I'm going to recommend two round, long, fairly large and stiff air ribs on the kite's left and right sides. Between the two outer tubes would be a long set of touching parallel inflated ribs. The touching ribs are connected by fabric on their sides. All parallel ribs would emulate an airplane's wing, just a bit rounded on the front ends, tapering to zero on the tail ends. By connecting the sides of adjacent tubes, sideways stiffness is enforced across the kite.

The effect is like an air mattress, with a long series of bumps from left to right across the kite. Parallel rib bulges are on the top of the kite and on the bottom of the kite. From front to back, the airflow line is always smooth.

The front ends of the two long outer tubes have the two ends of sort of a suspension bridge, bowing inward between the ends, across the kite's surface. The two long outer tubes keep the curved front end stiff into the wind. The same suspension bridge philosophy keeps the tail end of the kite stiff.

I7. Kite control

The two outer tubes each have two flaps of fabric leading downward to grommets. Four guy wires come down to a wire pulling system where the main cable connects.

Pulling in the two forward cables makes the kite cut into the wind, lowering wind resistance for the retrieval phase. Releasing the wire on these two forward cables turns the kite up into the wind, creating strong wind resistance for the pull phase.

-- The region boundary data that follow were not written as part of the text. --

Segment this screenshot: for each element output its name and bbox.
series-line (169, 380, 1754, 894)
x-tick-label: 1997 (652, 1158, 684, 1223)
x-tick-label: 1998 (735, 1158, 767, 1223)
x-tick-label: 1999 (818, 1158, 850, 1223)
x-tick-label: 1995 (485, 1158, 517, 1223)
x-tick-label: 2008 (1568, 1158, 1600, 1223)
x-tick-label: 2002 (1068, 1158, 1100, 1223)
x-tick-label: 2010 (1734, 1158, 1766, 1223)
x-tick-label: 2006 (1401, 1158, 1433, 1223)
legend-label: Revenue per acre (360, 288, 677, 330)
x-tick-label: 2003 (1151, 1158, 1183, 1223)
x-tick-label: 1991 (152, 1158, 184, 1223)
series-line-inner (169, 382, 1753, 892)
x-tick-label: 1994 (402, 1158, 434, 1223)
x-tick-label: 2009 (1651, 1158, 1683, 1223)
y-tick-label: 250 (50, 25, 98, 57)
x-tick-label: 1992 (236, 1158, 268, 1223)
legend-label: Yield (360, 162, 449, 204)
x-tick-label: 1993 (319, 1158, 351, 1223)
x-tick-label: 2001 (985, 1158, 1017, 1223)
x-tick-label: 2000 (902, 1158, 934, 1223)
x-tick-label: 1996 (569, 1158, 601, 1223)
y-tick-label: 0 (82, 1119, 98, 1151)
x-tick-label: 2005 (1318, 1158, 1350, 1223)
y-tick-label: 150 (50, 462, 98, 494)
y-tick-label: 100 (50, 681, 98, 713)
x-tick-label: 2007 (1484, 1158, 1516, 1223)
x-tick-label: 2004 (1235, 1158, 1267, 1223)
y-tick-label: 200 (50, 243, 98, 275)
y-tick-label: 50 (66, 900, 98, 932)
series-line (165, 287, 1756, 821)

Warping the kite balloon by pulling in diagonally opposing cables turns the balloon's orientation from straight up to left or right in the sky. The balloon is able to tack left or right.

At night, lasers can shine blinking lights on the balloons and the kite to warn aircraft. On a rare occasion the kite's software will need to direct the kite to evade a wayward airplane.

I8. Support balloons

A tether with periodic support balloons can reach to any height for steady wind.

I see the kite cable as containing attachments where balloons can be securely locked onto the cable. The attachments are streamlined so that the cable can still be reeled in as needed, and the balloons can be independently stowed and maintained in balloon houses. Having a spare balloon onsite would be good for system reliability.

For each kite, have perhaps two long, streamlined, teardrop-shaped hydrogen balloons holding up the intermediate pieces of the cable. Each balloon has a tethering cable that locks onto the main cable.

Alternatively, each support balloon can be an extra kite surface. All of the kite surfaces can simultaneously pull and be retrieved on the same cable, delivering even more power down a double-strength cable to the ground station.